A 100 años del asesinato de la teórica y militante marxista revolucionaria perpetrado por el grupo paramilitar alemán Freikorps, la investigadora Alejandra Ciriza realiza un recorrido por la vida de Rosa Luxemburgo, refiriéndose a contextos y notas biográficas de esta mujer visionaria.
Ana Paula Cuñado *
«Una lectura feminista y latinoamericana de Rosa Luxemburgo» se denominó la charla que Alejandra Ciriza llevó a cabo en la Facultad de Ciencias Humanas de la UNLPam. Doctora en Filosofía e investigadora principal en el Consejo Nacional de Ciencia y Tecnología (CONICET), Ciriza fue Directora del Instituto de Estudios de Género de la Universidad de Cuyo desde 2009 hasta su normalización en 2014. Desarrolla su línea de investigación en el campo de la filosofía política feminista desde una perspectiva interesada en la dimensión histórica de las filosofías y teorías feministas. Ha sido convocada en reiteradas ocasiones como profesora visitante por prestigiosas universidades y organizaciones sociales latinoamericanas y europeas.
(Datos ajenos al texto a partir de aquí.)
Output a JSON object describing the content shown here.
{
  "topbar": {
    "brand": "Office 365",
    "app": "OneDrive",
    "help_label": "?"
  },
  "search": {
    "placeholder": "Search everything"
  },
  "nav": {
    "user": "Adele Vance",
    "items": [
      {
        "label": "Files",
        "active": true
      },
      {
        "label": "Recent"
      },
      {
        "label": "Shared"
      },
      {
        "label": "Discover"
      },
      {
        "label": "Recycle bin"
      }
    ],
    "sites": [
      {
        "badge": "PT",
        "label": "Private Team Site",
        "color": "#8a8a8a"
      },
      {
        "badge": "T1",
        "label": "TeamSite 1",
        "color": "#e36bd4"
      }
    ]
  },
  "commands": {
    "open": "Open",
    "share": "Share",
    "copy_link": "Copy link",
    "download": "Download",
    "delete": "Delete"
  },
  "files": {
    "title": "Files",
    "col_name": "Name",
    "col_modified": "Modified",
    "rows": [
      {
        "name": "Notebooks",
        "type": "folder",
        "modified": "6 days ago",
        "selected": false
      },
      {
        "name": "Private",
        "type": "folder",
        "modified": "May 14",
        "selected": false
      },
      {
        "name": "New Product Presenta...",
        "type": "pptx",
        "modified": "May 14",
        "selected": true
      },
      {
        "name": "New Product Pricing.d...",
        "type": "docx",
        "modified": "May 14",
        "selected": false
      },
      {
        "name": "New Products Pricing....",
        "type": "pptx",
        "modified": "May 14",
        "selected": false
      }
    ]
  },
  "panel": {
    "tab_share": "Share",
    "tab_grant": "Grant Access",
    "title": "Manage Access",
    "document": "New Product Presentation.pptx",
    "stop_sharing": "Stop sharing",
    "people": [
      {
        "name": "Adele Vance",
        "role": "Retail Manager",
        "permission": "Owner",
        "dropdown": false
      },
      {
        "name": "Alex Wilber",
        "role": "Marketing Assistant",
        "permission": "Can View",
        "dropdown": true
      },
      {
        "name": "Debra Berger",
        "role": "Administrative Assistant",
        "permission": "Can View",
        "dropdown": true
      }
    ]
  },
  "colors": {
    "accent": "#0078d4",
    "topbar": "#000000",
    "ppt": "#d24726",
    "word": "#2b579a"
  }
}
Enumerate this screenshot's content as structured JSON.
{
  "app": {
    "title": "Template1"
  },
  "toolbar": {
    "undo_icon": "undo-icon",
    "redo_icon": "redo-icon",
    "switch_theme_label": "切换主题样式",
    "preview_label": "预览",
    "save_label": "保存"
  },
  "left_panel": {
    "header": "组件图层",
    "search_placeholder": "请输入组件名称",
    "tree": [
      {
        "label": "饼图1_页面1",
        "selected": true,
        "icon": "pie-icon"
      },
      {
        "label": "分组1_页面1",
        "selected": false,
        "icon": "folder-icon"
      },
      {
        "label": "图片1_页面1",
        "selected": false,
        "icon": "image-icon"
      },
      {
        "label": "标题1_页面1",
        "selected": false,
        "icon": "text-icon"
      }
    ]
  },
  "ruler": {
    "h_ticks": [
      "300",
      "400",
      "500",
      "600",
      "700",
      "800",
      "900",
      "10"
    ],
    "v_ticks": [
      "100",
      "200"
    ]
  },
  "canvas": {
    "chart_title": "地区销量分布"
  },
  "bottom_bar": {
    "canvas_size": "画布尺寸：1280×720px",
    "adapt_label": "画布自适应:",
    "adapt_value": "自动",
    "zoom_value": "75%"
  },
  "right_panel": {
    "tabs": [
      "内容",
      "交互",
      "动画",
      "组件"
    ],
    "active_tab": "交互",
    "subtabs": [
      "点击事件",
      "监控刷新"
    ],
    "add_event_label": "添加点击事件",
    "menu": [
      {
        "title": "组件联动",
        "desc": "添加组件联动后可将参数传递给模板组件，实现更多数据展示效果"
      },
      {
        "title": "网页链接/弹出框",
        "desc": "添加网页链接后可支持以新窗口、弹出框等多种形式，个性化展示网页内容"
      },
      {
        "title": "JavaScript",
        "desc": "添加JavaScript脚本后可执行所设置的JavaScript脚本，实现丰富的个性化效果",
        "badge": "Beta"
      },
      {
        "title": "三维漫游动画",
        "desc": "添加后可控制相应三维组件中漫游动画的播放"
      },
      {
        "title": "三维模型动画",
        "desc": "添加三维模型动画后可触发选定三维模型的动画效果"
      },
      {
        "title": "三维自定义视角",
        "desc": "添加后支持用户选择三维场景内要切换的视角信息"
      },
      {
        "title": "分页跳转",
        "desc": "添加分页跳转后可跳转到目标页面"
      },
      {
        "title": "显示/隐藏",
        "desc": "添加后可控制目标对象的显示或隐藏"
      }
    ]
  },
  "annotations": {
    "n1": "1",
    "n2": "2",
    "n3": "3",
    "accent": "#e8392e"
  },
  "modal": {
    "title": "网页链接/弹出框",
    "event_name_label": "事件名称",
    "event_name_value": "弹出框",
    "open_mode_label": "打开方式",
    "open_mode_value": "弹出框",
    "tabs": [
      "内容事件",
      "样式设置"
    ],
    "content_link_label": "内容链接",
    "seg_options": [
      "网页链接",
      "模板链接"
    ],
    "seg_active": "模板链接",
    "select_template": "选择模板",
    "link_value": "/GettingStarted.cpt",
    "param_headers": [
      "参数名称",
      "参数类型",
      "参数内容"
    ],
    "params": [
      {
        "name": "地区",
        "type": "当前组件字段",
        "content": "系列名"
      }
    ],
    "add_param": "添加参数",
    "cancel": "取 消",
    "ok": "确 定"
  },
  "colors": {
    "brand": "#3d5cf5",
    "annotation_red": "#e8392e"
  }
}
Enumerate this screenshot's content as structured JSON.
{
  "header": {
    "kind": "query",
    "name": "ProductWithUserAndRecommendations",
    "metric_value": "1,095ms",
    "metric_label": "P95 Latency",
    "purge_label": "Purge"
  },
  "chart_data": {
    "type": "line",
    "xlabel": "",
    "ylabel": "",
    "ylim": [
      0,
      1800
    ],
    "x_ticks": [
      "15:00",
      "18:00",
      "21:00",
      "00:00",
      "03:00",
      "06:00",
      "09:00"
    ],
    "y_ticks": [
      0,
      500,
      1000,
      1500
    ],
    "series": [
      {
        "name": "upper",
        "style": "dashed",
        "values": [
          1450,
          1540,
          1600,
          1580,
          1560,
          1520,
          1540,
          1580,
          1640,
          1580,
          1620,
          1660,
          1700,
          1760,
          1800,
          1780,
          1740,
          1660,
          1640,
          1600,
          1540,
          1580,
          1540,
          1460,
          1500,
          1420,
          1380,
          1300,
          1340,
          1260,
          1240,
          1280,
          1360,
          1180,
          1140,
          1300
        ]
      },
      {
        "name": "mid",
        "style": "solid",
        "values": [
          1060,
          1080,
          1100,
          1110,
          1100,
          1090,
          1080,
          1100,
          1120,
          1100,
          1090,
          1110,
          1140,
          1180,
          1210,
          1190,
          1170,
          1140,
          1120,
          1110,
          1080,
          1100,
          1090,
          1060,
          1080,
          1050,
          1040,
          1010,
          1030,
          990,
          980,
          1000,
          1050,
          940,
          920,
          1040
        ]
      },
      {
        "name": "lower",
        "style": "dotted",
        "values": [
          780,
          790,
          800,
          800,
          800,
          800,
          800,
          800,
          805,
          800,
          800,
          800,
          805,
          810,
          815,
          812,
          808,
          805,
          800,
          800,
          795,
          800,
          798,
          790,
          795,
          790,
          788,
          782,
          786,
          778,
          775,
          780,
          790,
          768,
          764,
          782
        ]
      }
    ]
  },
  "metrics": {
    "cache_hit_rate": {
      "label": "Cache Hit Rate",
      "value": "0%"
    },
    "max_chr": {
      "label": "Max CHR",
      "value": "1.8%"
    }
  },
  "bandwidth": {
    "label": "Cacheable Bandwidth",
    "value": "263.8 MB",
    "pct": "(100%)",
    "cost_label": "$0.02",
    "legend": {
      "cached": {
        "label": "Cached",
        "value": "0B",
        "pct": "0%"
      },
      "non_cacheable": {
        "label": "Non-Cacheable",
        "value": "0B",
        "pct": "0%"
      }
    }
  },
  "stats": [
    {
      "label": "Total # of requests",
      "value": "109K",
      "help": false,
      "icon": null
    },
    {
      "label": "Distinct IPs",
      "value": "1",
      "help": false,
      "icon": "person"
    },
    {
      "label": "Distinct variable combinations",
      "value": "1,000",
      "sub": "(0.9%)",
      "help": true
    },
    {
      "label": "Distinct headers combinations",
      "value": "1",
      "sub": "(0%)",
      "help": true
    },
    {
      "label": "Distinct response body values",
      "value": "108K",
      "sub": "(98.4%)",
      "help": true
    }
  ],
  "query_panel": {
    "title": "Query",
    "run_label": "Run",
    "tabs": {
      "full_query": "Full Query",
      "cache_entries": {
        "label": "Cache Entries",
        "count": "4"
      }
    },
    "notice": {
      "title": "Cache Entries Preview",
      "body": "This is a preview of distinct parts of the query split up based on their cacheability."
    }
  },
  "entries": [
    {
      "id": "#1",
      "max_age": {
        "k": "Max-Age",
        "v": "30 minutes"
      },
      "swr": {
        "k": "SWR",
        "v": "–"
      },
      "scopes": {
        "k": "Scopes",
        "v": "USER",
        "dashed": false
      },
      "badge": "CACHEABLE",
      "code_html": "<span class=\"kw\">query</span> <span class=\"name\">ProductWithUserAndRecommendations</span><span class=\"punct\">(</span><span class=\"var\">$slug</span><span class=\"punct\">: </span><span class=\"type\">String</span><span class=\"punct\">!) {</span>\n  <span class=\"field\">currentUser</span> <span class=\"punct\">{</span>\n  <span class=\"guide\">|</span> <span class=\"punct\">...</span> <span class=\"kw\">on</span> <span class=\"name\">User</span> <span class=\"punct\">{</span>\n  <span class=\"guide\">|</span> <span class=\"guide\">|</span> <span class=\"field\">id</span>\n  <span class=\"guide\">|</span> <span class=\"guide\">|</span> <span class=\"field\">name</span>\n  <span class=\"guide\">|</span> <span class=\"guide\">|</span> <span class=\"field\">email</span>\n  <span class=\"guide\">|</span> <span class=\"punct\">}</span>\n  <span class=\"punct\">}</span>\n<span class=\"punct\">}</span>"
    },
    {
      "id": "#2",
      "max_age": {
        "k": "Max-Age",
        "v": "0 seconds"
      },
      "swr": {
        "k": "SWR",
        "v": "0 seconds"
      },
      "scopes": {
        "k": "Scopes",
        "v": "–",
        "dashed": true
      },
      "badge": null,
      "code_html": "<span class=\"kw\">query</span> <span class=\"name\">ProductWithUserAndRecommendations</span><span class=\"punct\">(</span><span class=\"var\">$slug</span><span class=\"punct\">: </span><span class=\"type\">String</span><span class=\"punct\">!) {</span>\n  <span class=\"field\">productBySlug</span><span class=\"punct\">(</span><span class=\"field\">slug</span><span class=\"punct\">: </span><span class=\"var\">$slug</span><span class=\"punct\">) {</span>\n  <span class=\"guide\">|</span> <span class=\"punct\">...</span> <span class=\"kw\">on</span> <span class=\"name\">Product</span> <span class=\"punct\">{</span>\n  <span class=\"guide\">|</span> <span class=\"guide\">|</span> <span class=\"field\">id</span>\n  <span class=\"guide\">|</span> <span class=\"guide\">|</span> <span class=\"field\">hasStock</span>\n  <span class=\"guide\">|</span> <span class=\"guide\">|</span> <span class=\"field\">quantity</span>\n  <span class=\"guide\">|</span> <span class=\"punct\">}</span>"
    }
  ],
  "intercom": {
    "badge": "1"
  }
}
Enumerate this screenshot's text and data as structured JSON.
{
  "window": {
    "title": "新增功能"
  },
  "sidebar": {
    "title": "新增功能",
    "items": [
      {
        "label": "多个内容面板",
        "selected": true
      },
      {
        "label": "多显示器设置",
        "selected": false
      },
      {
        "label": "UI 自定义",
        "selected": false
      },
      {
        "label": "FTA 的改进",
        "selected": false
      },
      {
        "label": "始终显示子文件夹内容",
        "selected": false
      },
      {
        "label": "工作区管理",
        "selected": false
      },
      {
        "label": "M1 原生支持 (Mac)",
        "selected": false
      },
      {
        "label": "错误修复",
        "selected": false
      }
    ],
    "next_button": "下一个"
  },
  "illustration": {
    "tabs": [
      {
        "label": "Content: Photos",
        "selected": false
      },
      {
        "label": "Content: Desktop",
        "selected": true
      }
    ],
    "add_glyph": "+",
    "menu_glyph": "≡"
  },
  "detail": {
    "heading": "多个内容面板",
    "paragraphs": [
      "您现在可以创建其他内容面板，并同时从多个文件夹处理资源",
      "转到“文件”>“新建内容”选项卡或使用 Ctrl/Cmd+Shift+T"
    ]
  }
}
En esta oportunidad arribó en Santa Rosa para hacer una lectura sobre los debates centrales que protagonizó Rosa Luxemburgo, tales como: reforma y revolución; análisis de la Revolución Rusa; economía política; guerra y paz; espontaneísmo y organización de las masas; la huelga revolucionaria; la lucha de las mujeres; feminismo y socialismo.

Fuerza e inteligencia.
Rosa Luxemburgo fue una teórica del socialismo alemán a quien el líder soviético Vladimir Lenin llegó a llamar el «Águila de la Revolución». Gran defensora de la democracia, está considerada como la dirigente marxista más importante de la historia. «Rosa va percibiendo cuanto la cultura europea debe a la barbarie, esta percepción que deja de confiar en la idea de progreso. Ella va discutiendo cuestiones organizativas, la función del partido, la función de los sindicatos, la función de la espontaneidad de las masas, la creación de las situaciones revolucionarias», explica Ciriza.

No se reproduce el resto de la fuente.